Allianz will pay $6 billion to settle the “Structured Alpha” case, a manager charged


NEW YORK, May 17 (Reuters) – German insurer Allianz has agreed to pay about six billion dollars (5.7 billion euros) and one of its asset management subsidiaries in the United States will plead guilty in the file of the bankruptcy of several funds sunk by the financial turbulence caused in 2020 by the crisis of the sars coronavirus, announced Tuesday the American ministry of Justice.

He said that Gregoire Tournant, the former director of investment strategy for the “Structured Alpha” funds, had been charged with criminal association, stock market fraud, investment advice fraud and obstruction of justice.
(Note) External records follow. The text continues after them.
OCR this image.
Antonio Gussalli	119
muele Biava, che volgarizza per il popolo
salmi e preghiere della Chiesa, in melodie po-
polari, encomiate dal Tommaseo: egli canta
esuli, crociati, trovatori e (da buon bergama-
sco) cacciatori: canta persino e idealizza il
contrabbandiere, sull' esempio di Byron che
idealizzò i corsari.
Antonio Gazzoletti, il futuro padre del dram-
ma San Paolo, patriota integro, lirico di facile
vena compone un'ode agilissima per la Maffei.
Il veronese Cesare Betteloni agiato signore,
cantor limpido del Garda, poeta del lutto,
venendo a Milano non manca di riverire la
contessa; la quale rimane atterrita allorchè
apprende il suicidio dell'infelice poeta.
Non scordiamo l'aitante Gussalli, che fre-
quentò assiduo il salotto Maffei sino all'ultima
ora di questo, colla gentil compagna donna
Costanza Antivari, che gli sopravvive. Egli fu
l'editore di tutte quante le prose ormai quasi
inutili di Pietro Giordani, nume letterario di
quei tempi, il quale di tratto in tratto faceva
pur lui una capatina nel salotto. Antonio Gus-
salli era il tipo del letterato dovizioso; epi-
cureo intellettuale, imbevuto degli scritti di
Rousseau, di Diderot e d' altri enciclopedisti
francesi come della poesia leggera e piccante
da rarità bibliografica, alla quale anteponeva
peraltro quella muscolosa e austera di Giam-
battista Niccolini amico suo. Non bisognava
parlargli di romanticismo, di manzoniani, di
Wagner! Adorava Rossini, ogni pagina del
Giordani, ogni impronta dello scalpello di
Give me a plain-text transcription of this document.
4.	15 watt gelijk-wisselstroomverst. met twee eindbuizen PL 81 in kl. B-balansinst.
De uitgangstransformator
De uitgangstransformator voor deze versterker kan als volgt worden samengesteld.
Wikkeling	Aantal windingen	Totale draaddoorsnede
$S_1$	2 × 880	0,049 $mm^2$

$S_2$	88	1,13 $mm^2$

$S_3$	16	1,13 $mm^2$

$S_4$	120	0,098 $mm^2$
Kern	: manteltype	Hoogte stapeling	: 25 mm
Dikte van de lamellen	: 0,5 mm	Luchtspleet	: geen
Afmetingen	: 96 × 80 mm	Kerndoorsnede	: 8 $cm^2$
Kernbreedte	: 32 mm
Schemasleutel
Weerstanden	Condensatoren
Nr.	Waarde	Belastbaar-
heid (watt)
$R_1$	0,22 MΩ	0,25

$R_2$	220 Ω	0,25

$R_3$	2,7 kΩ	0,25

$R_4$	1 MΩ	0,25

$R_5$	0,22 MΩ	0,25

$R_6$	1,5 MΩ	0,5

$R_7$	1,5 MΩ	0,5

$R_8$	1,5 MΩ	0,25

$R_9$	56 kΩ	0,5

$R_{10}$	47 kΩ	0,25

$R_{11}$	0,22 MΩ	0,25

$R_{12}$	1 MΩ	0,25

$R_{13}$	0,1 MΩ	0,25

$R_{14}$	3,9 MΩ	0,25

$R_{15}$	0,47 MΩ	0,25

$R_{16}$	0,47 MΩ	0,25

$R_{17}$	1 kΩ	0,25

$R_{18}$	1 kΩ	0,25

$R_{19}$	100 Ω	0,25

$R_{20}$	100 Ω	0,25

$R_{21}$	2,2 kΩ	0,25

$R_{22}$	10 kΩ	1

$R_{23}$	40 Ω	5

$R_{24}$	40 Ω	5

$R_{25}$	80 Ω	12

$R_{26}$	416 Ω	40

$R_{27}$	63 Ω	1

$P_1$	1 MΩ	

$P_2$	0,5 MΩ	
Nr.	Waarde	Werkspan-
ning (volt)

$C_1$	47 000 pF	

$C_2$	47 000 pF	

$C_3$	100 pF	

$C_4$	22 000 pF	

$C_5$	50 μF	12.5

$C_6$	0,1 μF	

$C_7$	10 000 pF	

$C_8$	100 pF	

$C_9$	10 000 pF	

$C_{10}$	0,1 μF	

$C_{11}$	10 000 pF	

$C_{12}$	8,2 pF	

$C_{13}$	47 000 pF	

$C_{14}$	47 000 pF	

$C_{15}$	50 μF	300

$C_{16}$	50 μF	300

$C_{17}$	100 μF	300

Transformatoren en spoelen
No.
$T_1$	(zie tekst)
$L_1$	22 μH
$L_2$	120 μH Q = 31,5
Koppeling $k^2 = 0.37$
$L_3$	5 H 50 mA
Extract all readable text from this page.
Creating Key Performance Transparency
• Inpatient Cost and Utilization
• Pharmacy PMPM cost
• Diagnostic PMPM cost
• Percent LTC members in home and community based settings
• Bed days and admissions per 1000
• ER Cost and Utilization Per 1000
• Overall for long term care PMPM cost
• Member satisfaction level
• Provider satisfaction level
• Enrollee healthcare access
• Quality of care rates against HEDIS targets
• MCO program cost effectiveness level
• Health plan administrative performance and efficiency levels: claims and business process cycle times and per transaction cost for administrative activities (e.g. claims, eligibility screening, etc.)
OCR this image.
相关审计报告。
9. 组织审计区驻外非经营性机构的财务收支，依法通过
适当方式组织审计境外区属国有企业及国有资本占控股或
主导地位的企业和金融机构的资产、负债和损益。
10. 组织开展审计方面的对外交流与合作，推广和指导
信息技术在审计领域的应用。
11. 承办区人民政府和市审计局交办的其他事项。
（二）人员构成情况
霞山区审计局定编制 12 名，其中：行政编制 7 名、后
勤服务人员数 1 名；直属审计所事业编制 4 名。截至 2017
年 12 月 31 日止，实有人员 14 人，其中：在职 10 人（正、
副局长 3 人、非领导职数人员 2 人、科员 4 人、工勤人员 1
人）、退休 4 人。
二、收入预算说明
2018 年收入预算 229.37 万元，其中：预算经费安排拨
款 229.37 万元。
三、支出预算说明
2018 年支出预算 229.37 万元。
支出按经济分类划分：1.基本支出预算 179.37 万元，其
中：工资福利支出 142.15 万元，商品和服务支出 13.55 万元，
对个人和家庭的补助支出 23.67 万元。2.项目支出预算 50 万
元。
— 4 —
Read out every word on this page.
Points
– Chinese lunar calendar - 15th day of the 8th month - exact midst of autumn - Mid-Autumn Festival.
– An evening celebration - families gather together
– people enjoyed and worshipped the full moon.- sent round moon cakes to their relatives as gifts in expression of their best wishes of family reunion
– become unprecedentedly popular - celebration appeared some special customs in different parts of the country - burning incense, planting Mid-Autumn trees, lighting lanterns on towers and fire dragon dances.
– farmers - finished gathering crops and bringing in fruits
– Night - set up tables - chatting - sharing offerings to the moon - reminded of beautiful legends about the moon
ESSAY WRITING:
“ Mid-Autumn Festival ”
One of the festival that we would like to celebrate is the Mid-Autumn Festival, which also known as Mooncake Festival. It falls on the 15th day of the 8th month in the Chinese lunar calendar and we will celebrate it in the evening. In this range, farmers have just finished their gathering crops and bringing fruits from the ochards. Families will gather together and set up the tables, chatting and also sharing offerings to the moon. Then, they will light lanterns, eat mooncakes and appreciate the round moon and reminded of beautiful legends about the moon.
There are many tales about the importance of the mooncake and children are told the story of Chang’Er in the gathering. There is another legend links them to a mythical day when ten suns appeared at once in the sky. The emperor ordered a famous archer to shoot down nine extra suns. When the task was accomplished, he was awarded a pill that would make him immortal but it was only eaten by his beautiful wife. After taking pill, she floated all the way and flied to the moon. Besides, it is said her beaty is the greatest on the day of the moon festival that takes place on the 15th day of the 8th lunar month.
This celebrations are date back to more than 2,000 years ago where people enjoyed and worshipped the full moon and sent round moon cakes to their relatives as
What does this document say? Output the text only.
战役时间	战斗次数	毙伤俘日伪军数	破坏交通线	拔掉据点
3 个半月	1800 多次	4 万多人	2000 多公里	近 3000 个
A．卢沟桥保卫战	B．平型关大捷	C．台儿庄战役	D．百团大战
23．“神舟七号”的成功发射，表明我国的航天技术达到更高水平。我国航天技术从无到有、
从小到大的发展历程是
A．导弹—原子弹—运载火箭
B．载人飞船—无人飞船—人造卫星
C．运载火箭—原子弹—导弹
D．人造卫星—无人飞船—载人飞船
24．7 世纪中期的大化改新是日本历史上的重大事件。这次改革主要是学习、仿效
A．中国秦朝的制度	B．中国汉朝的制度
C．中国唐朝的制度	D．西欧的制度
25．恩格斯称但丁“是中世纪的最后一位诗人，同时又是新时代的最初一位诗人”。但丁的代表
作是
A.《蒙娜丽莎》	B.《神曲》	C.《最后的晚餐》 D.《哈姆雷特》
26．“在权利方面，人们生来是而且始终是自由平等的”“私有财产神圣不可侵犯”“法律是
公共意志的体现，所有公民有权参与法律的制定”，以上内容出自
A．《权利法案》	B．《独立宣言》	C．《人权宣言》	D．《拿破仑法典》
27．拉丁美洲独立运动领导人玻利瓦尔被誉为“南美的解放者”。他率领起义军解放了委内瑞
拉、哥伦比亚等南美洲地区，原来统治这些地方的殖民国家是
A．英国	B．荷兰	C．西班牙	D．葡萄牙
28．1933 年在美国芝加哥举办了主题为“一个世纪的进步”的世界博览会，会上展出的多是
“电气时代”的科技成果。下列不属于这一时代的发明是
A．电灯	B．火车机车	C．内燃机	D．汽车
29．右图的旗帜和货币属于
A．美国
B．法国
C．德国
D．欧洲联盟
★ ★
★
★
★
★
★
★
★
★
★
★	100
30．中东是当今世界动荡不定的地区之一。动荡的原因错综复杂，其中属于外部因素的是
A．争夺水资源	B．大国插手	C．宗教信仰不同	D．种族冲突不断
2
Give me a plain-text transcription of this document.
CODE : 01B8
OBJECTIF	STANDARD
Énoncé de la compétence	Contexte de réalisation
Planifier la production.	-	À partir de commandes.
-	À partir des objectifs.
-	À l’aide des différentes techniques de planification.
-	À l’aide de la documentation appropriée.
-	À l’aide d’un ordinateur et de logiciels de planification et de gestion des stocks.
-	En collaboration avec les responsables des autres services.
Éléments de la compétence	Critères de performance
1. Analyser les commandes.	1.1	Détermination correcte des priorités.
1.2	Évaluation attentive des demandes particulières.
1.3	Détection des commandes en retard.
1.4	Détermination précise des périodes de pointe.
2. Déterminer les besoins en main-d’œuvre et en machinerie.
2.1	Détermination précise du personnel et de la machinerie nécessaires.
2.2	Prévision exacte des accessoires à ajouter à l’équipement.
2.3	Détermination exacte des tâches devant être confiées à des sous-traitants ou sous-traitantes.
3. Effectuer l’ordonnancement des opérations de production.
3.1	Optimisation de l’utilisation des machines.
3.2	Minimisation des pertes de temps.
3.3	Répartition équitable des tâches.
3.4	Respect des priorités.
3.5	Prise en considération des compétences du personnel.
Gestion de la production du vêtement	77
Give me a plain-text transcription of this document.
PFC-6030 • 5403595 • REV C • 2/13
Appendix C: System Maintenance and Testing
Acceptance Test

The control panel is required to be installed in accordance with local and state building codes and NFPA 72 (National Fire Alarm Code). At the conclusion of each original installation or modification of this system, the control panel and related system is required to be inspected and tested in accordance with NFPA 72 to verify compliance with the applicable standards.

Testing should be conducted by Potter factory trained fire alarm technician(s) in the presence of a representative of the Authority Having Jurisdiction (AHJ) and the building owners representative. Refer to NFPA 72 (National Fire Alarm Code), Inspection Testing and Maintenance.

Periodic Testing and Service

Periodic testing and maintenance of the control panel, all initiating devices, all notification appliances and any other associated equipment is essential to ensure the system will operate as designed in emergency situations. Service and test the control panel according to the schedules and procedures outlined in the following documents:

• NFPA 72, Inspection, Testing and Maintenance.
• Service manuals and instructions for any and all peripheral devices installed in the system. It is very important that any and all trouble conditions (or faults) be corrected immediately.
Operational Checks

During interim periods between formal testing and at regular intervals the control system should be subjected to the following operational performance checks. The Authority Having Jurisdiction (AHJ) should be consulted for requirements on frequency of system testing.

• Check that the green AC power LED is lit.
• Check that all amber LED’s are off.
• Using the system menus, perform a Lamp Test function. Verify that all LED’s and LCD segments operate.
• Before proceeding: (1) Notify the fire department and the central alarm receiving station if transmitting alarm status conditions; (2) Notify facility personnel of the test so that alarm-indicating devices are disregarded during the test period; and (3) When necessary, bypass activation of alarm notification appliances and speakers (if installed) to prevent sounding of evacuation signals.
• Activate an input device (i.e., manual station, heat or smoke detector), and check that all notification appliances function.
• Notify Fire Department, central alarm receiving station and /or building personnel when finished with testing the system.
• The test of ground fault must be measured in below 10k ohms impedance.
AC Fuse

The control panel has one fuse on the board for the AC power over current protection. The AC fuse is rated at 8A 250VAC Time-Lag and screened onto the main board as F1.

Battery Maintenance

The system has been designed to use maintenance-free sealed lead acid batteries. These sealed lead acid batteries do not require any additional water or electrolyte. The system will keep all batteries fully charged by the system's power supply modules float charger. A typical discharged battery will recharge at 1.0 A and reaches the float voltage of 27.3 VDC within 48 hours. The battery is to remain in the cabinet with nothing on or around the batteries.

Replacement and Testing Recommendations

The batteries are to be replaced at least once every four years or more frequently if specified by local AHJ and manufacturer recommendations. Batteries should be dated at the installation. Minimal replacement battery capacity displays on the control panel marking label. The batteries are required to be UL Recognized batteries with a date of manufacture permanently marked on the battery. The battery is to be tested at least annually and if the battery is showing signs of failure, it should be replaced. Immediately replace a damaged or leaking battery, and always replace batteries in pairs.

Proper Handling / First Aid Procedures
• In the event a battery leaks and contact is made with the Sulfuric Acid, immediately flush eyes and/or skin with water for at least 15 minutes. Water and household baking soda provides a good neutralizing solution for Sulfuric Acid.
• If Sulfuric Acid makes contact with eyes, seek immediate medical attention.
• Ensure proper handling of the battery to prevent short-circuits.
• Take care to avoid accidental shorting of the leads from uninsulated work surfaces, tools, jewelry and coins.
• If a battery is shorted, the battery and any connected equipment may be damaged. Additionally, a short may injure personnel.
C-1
Allianz has undertaken to pay 2.3 billion dollars in fines and 3.24 billion in damages, to which is added 463 million in confiscations.

The Ministry of Justice specified that the German group would also pay 675 million dollars in civil fines to close the investigation opened on the file by the Securities and Exchange Commission (SEC), the authority of the American financial markets.

Allianz stated that these amounts were covered by the provisions already made in respect of this litigation.

A lawyer for Gregoire Tournant could not immediately be reached to comment on this information.

The “Structured Alpha” funds represented up to more than 11 billion dollars in assets under management but their value fell by more than seven billion during the global financial storm of February-March 2020, at the very beginning of the crisis. of the coronavirus.

Investors, led by an Arkansas state education pension fund, have filed more than 20 lawsuits accusing Allianz of deviating from its hedging strategy to try to cover potential losses.